我在单个目录中有两个proto文件,我正在寻找一种方法,可以在单个命令中从这些文件生成类. Protobuf文档说我们需要使用–proto_path参数.
C:\shekhar\proto_trial>dir Volume in drive C is C Directory of C:\shekhar\proto_trial 07/25/2014 12:16 PM <DIR> . 07/25/2014 12:16 PM <DIR> .. 07/25/2014 12:16 PM <DIR> java_op 07/25/2014 12:16 PM 230 map.proto 07/23/2014 04:24 PM 161 message.proto 07/25/2014 12:17 PM 1,228 response.proto 3 File(s) 1,619 bytes 3 Dir(s) 50,259,398,656 bytes free
我使用了–proto_path参数,如下所示
C:\shekhar\proto_trial>protoc --proto_path=C:\shekhar\proto_trial --java_out=C:\shekhar\proto_trial\java_op *.proto
但我得到以下错误
message.proto: File does not reside within any path specified using --proto_path (or -I).
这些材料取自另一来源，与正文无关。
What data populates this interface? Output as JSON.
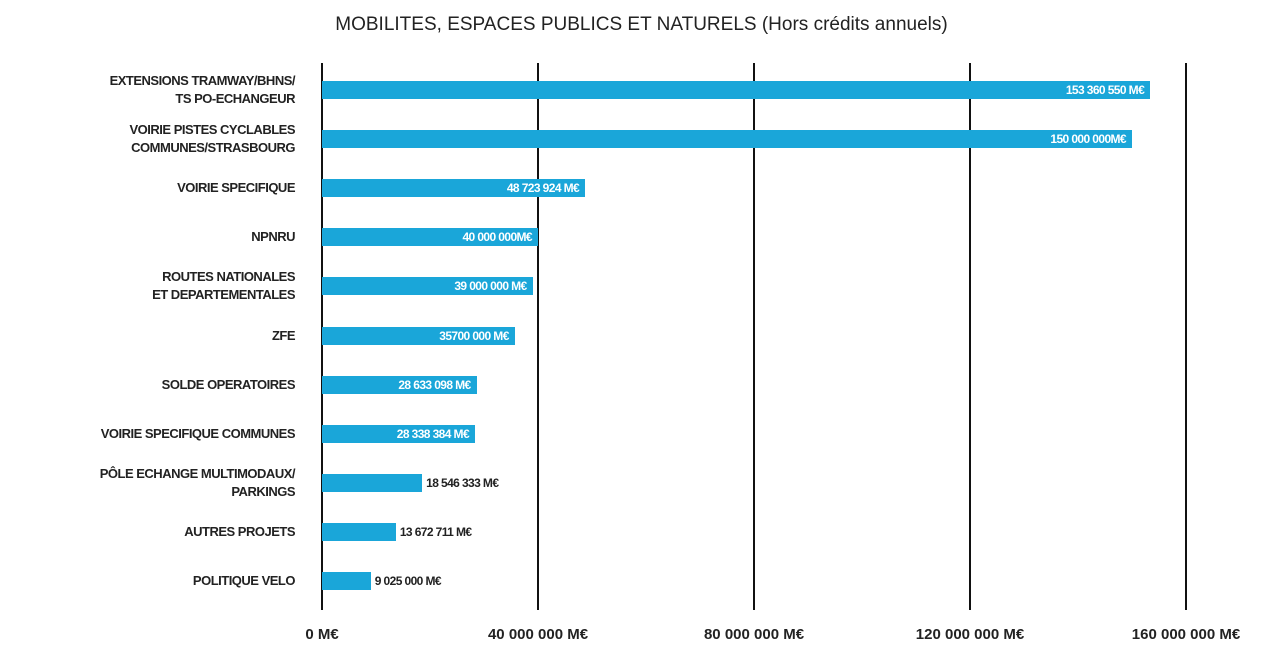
{
  "chart_data": {
    "type": "barh",
    "title": "MOBILITES, ESPACES PUBLICS ET NATURELS (Hors crédits annuels)",
    "categories": [
      "EXTENSIONS TRAMWAY/BHNS/\nTS PO-ECHANGEUR",
      "VOIRIE PISTES CYCLABLES\nCOMMUNES/STRASBOURG",
      "VOIRIE SPECIFIQUE",
      "NPNRU",
      "ROUTES NATIONALES\nET DEPARTEMENTALES",
      "ZFE",
      "SOLDE OPERATOIRES",
      "VOIRIE SPECIFIQUE COMMUNES",
      "PÔLE ECHANGE MULTIMODAUX/\nPARKINGS",
      "AUTRES PROJETS",
      "POLITIQUE VELO"
    ],
    "values": [
      153360550,
      150000000,
      48723924,
      40000000,
      39000000,
      35700000,
      28633098,
      28338384,
      18546333,
      13672711,
      9025000
    ],
    "value_labels": [
      "153 360 550 M€",
      "150 000 000M€",
      "48 723 924 M€",
      "40 000 000M€",
      "39 000 000 M€",
      "35700 000 M€",
      "28 633 098 M€",
      "28 338 384 M€",
      "18 546 333 M€",
      "13 672 711 M€",
      "9 025 000 M€"
    ],
    "color": "#1aa6d9",
    "xlim": [
      0,
      160000000
    ],
    "xticks": [
      {
        "value": 0,
        "label": "0 M€"
      },
      {
        "value": 40000000,
        "label": "40 000 000 M€"
      },
      {
        "value": 80000000,
        "label": "80 000 000 M€"
      },
      {
        "value": 120000000,
        "label": "120 000 000 M€"
      },
      {
        "value": 160000000,
        "label": "160 000 000 M€"
      }
    ],
    "grid": true
  }
}
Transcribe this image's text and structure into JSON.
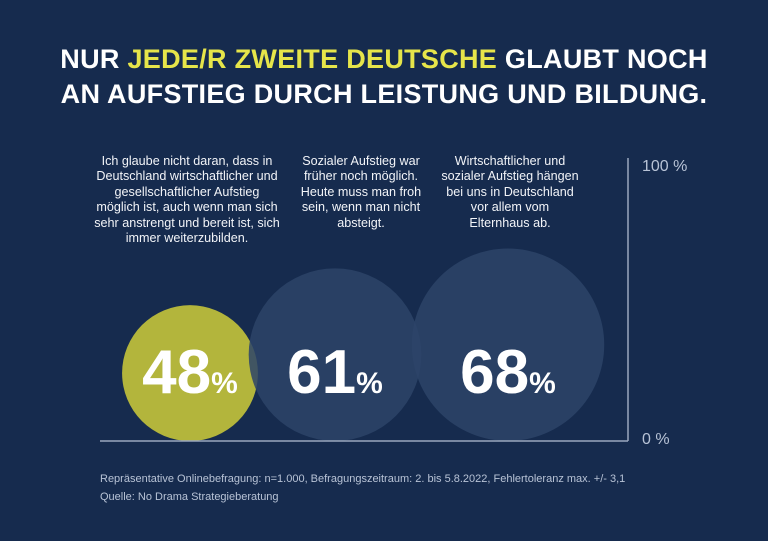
{
  "title": {
    "line1_pre": "NUR ",
    "line1_highlight": "JEDE/R ZWEITE DEUTSCHE",
    "line1_post": " GLAUBT NOCH",
    "line2": "AN AUFSTIEG DURCH LEISTUNG UND BILDUNG."
  },
  "colors": {
    "background": "#162b4e",
    "highlight": "#e6e54a",
    "circle_highlight": "#b3b53c",
    "circle_default": "#2d4468",
    "axis": "#9aa7bd"
  },
  "chart_data": {
    "type": "bubble",
    "axis_labels": {
      "top": "100 %",
      "bottom": "0 %"
    },
    "ylim": [
      0,
      100
    ],
    "grid": false,
    "items": [
      {
        "label": "Ich glaube nicht daran, dass in Deutschland wirtschaftlicher und gesellschaftlicher Aufstieg möglich ist, auch wenn man sich sehr anstrengt und bereit ist, sich immer weiterzubilden.",
        "value": 48,
        "number": "48",
        "unit": "%",
        "highlight": true
      },
      {
        "label": "Sozialer Aufstieg war früher noch möglich. Heute muss man froh sein, wenn man nicht absteigt.",
        "value": 61,
        "number": "61",
        "unit": "%",
        "highlight": false
      },
      {
        "label": "Wirtschaftlicher und sozialer Aufstieg hängen bei uns in Deutschland vor allem vom Elternhaus ab.",
        "value": 68,
        "number": "68",
        "unit": "%",
        "highlight": false
      }
    ]
  },
  "footer": {
    "method": "Repräsentative Onlinebefragung: n=1.000, Befragungszeitraum: 2. bis 5.8.2022, Fehlertoleranz max. +/- 3,1",
    "source": "Quelle: No Drama Strategieberatung"
  }
}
You must specify a --proto_path which encompasses this file. Note that the proto_path must be an exact prefix of the .proto file names -- protoc is too dumb to figure out when two paths (e.g. absolute and relative) are equivalent (it's harder than you think).